Whistler resident Gordon McKeever wakes up in the morning and goes to bed at night dreaming of an arterial trail connecting the communities in the Sea to Sky Corridor.
As the Sea to Sky Trail project manager, McKeever has teamed up with 14 government and private-sector sponsors to complete the project in five years, contingent on funding.
"It's amazing working with people who have the vision and the passion but also the authority to get things done," he said. "It's been a great team effort."
Substantial progress has been made, particularly in the south section, since fall 2010.
The portion of the trail between Squamish and Whistler has improved dramatically, with only three problem areas left.
The first portion is between Brandywine Park and the Pinecrest-Black Tusk exit, a section that's just over three kilometres long. A pedestrian overpass of Highway 99 is needed, he said.
Next is the four-kilometre portion from Chance Creek Bridge through Cheakamus Canyon, a difficult section to manoeuvre because the trail needs to be located between the river and the highway and it's a narrow gap.
The third problematic area is a section that needs to cross the rail tracks south of Starvation Lake - the railway tracks are in a depression and cannot accommodate a level crossing. Instead, McKeever said trail builders plan to install an overpass above the gully.
McKeever said the trail is completely rideable, but because it's federally, provincially and municipally supported, it has to follow specific regulations.
"Part of the challenge is making it a legitimate legal entity," he said. "This isn't the guys with pickaxe and shovel building a trail because it's a legitimate, properly authorized trail."
That, he said, means it has to be done by the book, but because of that it will never be taken off the books.
The improvements made on the rest of the trail between Squamish and Whistler were dramatic, and McKeever said Cheakamus Challenge participants will have a much easier time cleaning (not having to dismount) along the course.
"The areas that we've improved have never been better," he said. "The Cheakamus Challenge is on a 100-year-old road that wasn't maintained until now."

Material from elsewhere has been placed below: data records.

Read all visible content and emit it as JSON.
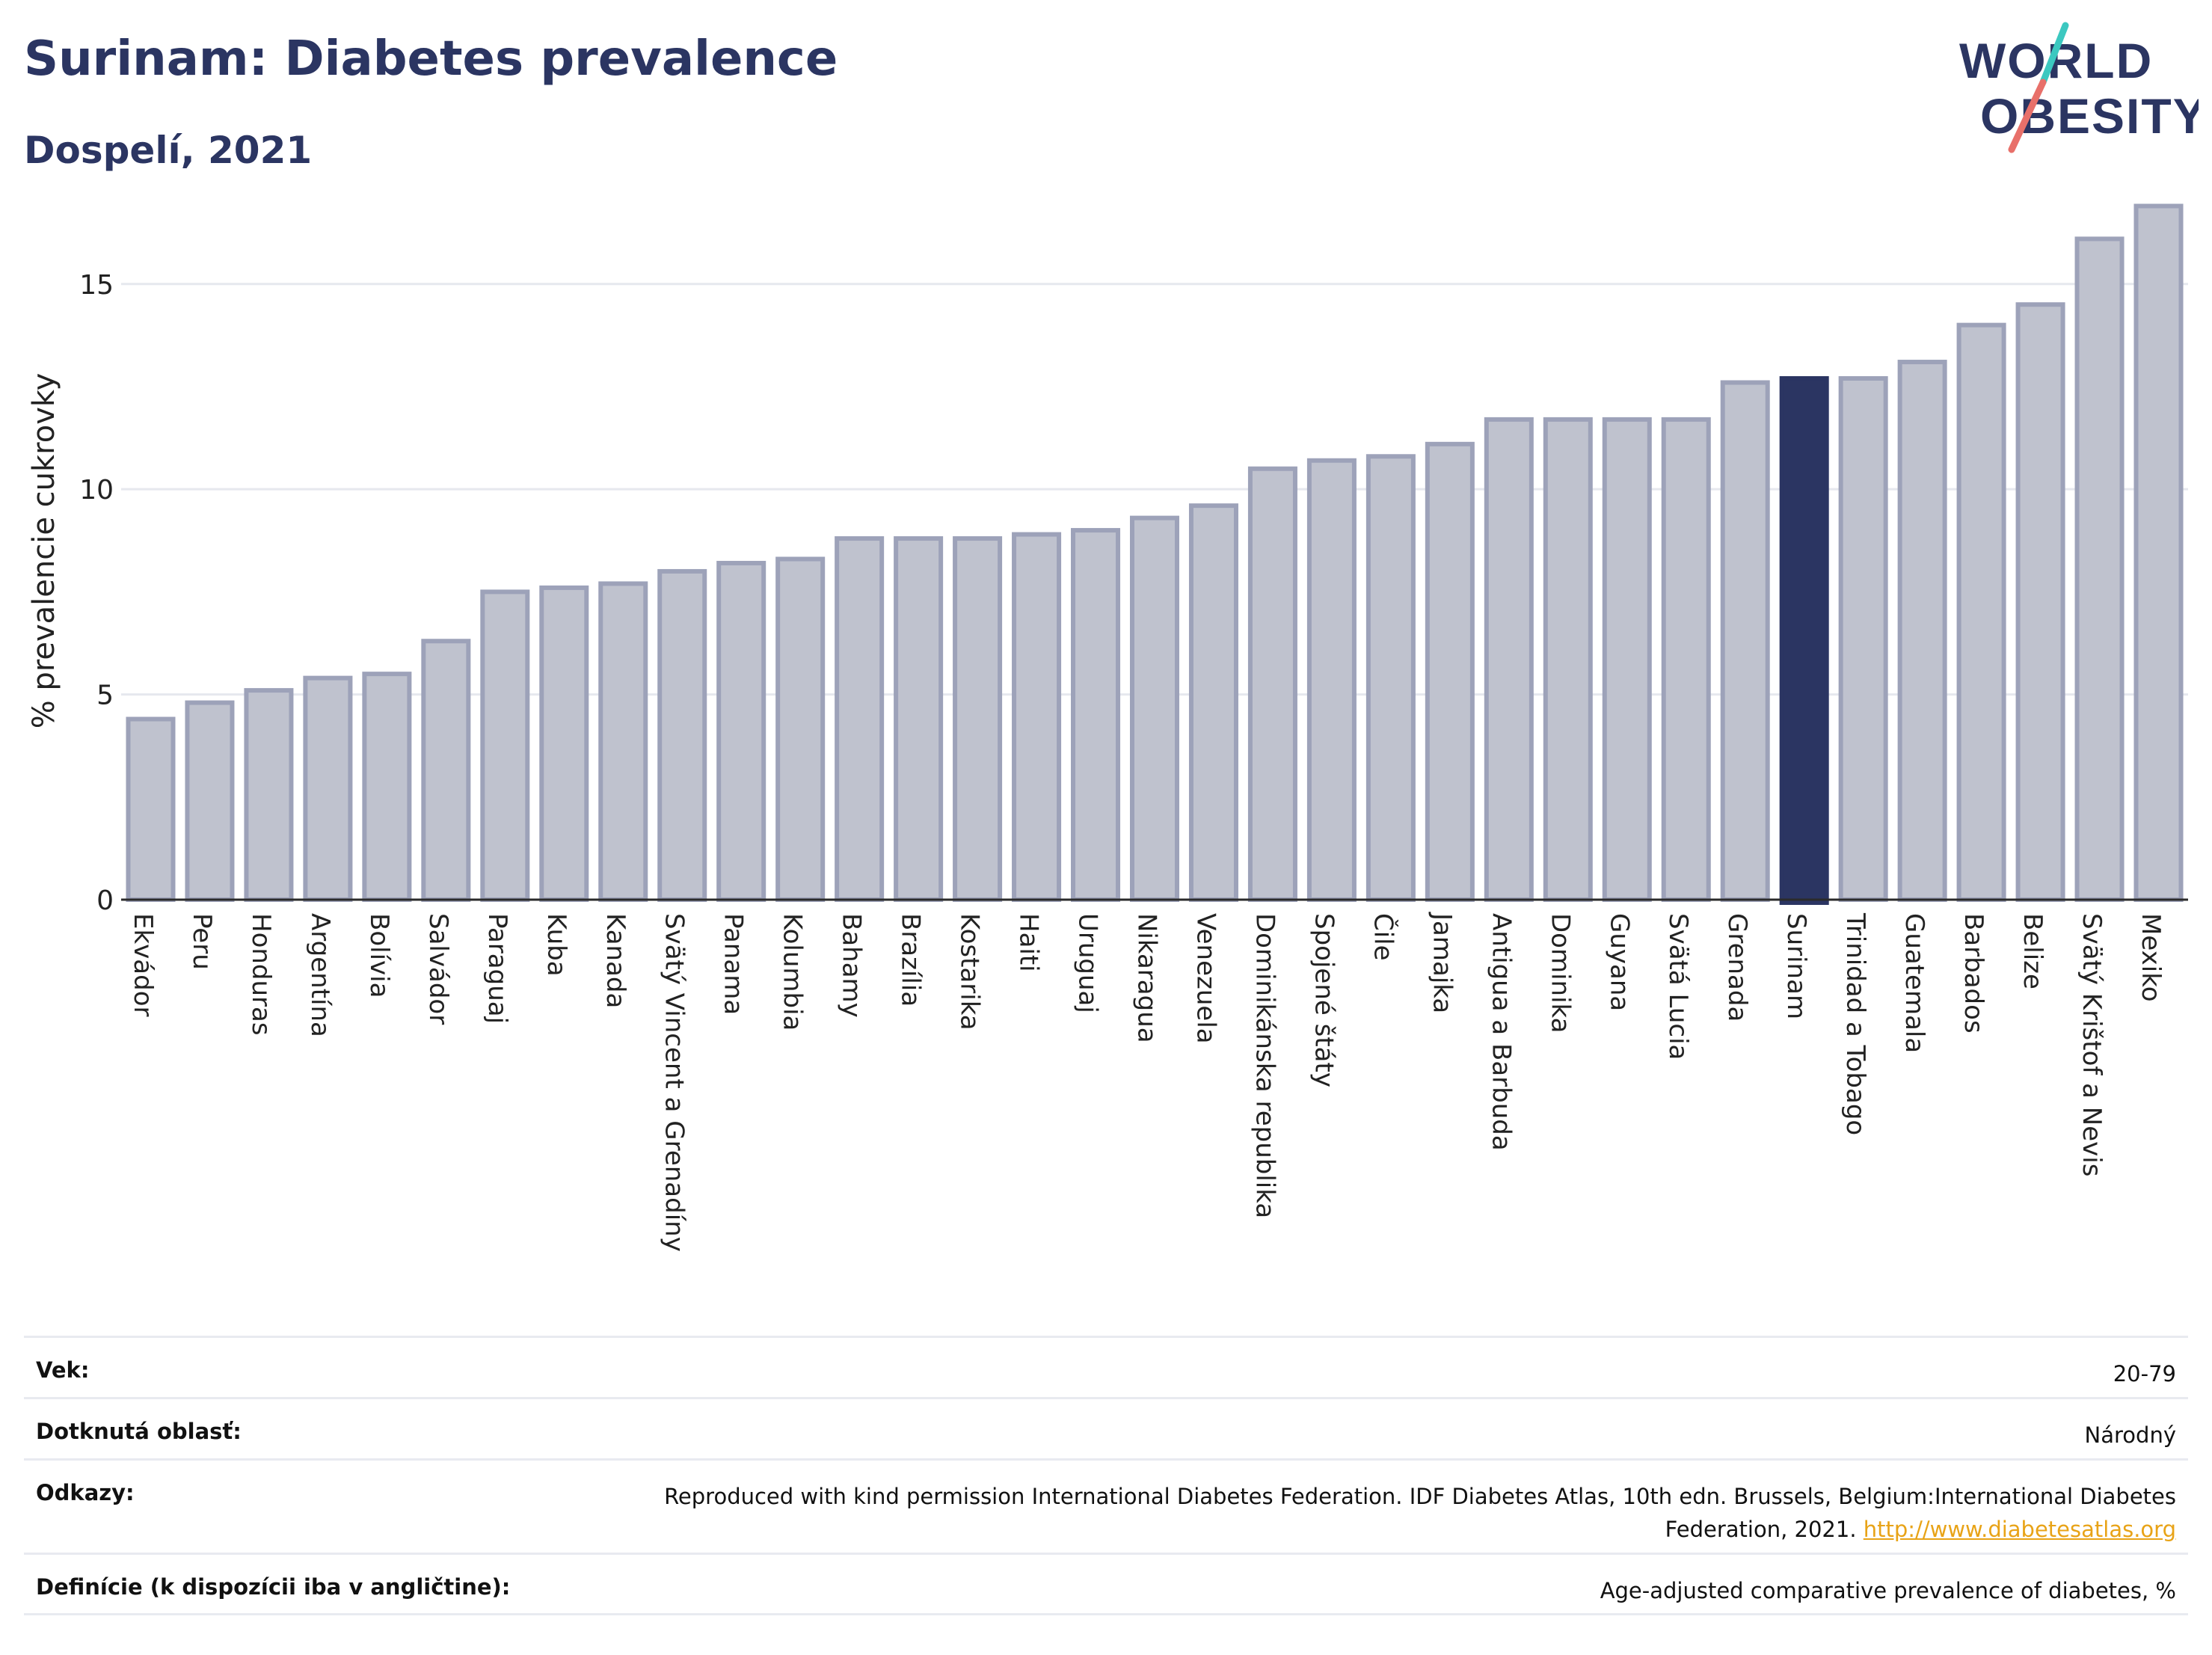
{
  "header": {
    "title": "Surinam: Diabetes prevalence",
    "subtitle": "Dospelí, 2021"
  },
  "logo": {
    "line1": "WORLD",
    "line2": "OBESITY"
  },
  "chart_data": {
    "type": "bar",
    "ylabel": "% prevalencie cukrovky",
    "ylim": [
      0,
      17
    ],
    "yticks": [
      0,
      5,
      10,
      15
    ],
    "grid": true,
    "highlight": "Surinam",
    "colors": {
      "bar": "#bfc2ce",
      "bar_edge": "#9da2b9",
      "highlight": "#2b3562"
    },
    "categories": [
      "Ekvádor",
      "Peru",
      "Honduras",
      "Argentína",
      "Bolívia",
      "Salvádor",
      "Paraguaj",
      "Kuba",
      "Kanada",
      "Svätý Vincent a Grenadíny",
      "Panama",
      "Kolumbia",
      "Bahamy",
      "Brazília",
      "Kostarika",
      "Haiti",
      "Uruguaj",
      "Nikaragua",
      "Venezuela",
      "Dominikánska republika",
      "Spojené štáty",
      "Čile",
      "Jamajka",
      "Antigua a Barbuda",
      "Dominika",
      "Guyana",
      "Svätá Lucia",
      "Grenada",
      "Surinam",
      "Trinidad a Tobago",
      "Guatemala",
      "Barbados",
      "Belize",
      "Svätý Krištof a Nevis",
      "Mexiko"
    ],
    "values": [
      4.4,
      4.8,
      5.1,
      5.4,
      5.5,
      6.3,
      7.5,
      7.6,
      7.7,
      8.0,
      8.2,
      8.3,
      8.8,
      8.8,
      8.8,
      8.9,
      9.0,
      9.3,
      9.6,
      10.5,
      10.7,
      10.8,
      11.1,
      11.7,
      11.7,
      11.7,
      11.7,
      12.6,
      12.7,
      12.7,
      13.1,
      14.0,
      14.5,
      16.1,
      16.9
    ]
  },
  "info": {
    "age_label": "Vek:",
    "age_value": "20-79",
    "area_label": "Dotknutá oblasť:",
    "area_value": "Národný",
    "refs_label": "Odkazy:",
    "refs_value": "Reproduced with kind permission International Diabetes Federation.  IDF Diabetes Atlas, 10th edn. Brussels, Belgium:International Diabetes Federation, 2021.",
    "refs_link": "http://www.diabetesatlas.org",
    "def_label": "Definície (k dispozícii iba v angličtine):",
    "def_value": "Age-adjusted comparative prevalence of diabetes, %"
  }
}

McKeever said a five-year work plan (put together in fall 2010) should bring the trail to substantial completion, subject to funding.
"There's so many unknowns, there's so many variables," he said. "If some big corporation stepped up tomorrow with a $1 million grant, time frames would change.
"And if money is super tight and we can't get funding, it's going to take a lot longer because there's no secure funding in place for a project like this."
McKeever refers to himself as a knitter - "I take existing pieces and exploit opportunities and knit it all together to make it continuous, but it's not the kind of project where you start at one end and build it to the other."
In comparison to the improvements in the complicated terrain between the two communities, Squamish's portion of the Sea to Sky Trail is still relatively incomplete.
In July 2010, council members expressed dismay that only 3.5 of nine kilometres of the corridor trail was completed, despite having spent $500,000.
Staff members explained they had completed some more expensive portions of the trail - the Adventure Centre to Brennan Park, Mamquam Road to Garibaldi Way, upgrades along Highway 99 from Depot Road to Squamish Valley Road and the Kingswood Crossing overpass.
The two sections from Clarke Drive to Scott Crescent and Garibaldi Way to Kingswood Crossing are undergoing engineering, environmental review and right-of-way negotiations at the moment.
More development around Pemberton and Squamish-Lillooet Regional District Electoral Area C is scheduled for 2011 and McKeever will be orchestrating every step of the way.
"It will be an amazing feeling when I can finally ride the entire stretch," he said, laughing and adding that he'd also likely feel (and be) older.